Traversing, which is about 90% of the game, is a slog but the grapple hook does lighten things up. Apart from further inching the series close to its mentor, Indiana Jones, it plays a big part in making combat more enjoyable. Encounters are almost always built around branches and towers that Nathan can hook onto and speed across the zone or set up a cool takedown tackle from above. It adds a nice verticality that the other games didn’t use as much. Stealth has also been better incorporated in the game, making it feel way less throwaway than the god awful sneaking chapter from Uncharted 2. Limited to combat encounters, you’r free to go in guns blazing or use tall grass and obstacles to perform takedowns or bypass the area. Naughty Dog should have taken it a step further, like letting Nathan lure enemies and make the AI more intelligent, but it’s fine for what it is.

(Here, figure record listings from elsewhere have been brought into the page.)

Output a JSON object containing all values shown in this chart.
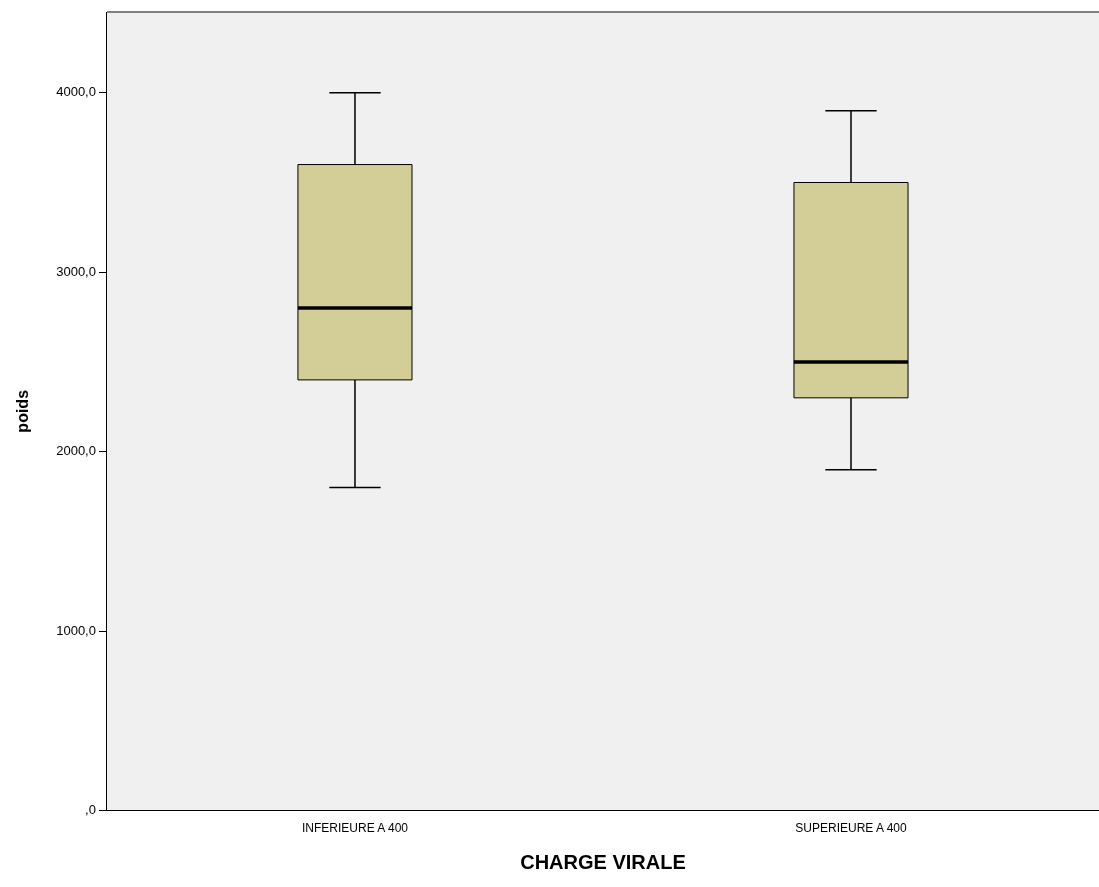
{
  "chart_data": {
    "type": "box",
    "xlabel": "CHARGE VIRALE",
    "ylabel": "poids",
    "categories": [
      "INFERIEURE A 400",
      "SUPERIEURE A 400"
    ],
    "color": "#d3cd98",
    "boxes": [
      {
        "low": 1800,
        "q1": 2400,
        "median": 2800,
        "q3": 3600,
        "high": 4000
      },
      {
        "low": 1900,
        "q1": 2300,
        "median": 2500,
        "q3": 3500,
        "high": 3900
      }
    ],
    "ylim": [
      0,
      4450
    ],
    "yticks": [
      {
        "value": 0,
        "label": ",0"
      },
      {
        "value": 1000,
        "label": "1000,0"
      },
      {
        "value": 2000,
        "label": "2000,0"
      },
      {
        "value": 3000,
        "label": "3000,0"
      },
      {
        "value": 4000,
        "label": "4000,0"
      }
    ],
    "grid": false,
    "legend": false
  }
}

The game’s tentpole action moment, the Madagascar city car chase, is a spectacular piece of technical engineering because the game does a great job with herding you towards the aim while, at the same time, reacting to the player’s variations. The weird thing is, the car chase is the only action sequence that is worth remembering. I finished the game about 12 hours ago and for the life of me I can’t pick out combat sequences that stand out, which is weird because I can call out all sorts of great moments from Uncharted 2 and 3 without batting an eye. Because the game is front loaded with traversal after traversal sequence, the actions scenes should have been more memorable.
What Uncharted 4 amounts to is an experience I had more fun watching than playing. this was proven to me when I visited some family and watched my nephew play through the Madagascar chase. The Naughty Dog crew went for a more cinematic feel, interjecting non-playable scenes and transitions as much as possible (and as a result, it makes it easy to miss sudden quick time event button prompts). All this game does is make me desperate to know what Amy Hennig had planned before she left the studio.
Down as I am against Uncharted 4: A Thief’s End, it is still a good video game product. Naughty Dog blows everyone out of the water with their grasp of the PlayStation 4 and the level of detail has to be seen first hand because no screenshot or uploaded video does this game justice. Also, the game’s epilogue left me a blubbering mess for the rest of the weekend as I reflected on the incredible, nostalgic journey of Nathan Drake and his band of treasure hunters. Uncharted 4 may be mostly unnecessary but it’s also a damn fine video game.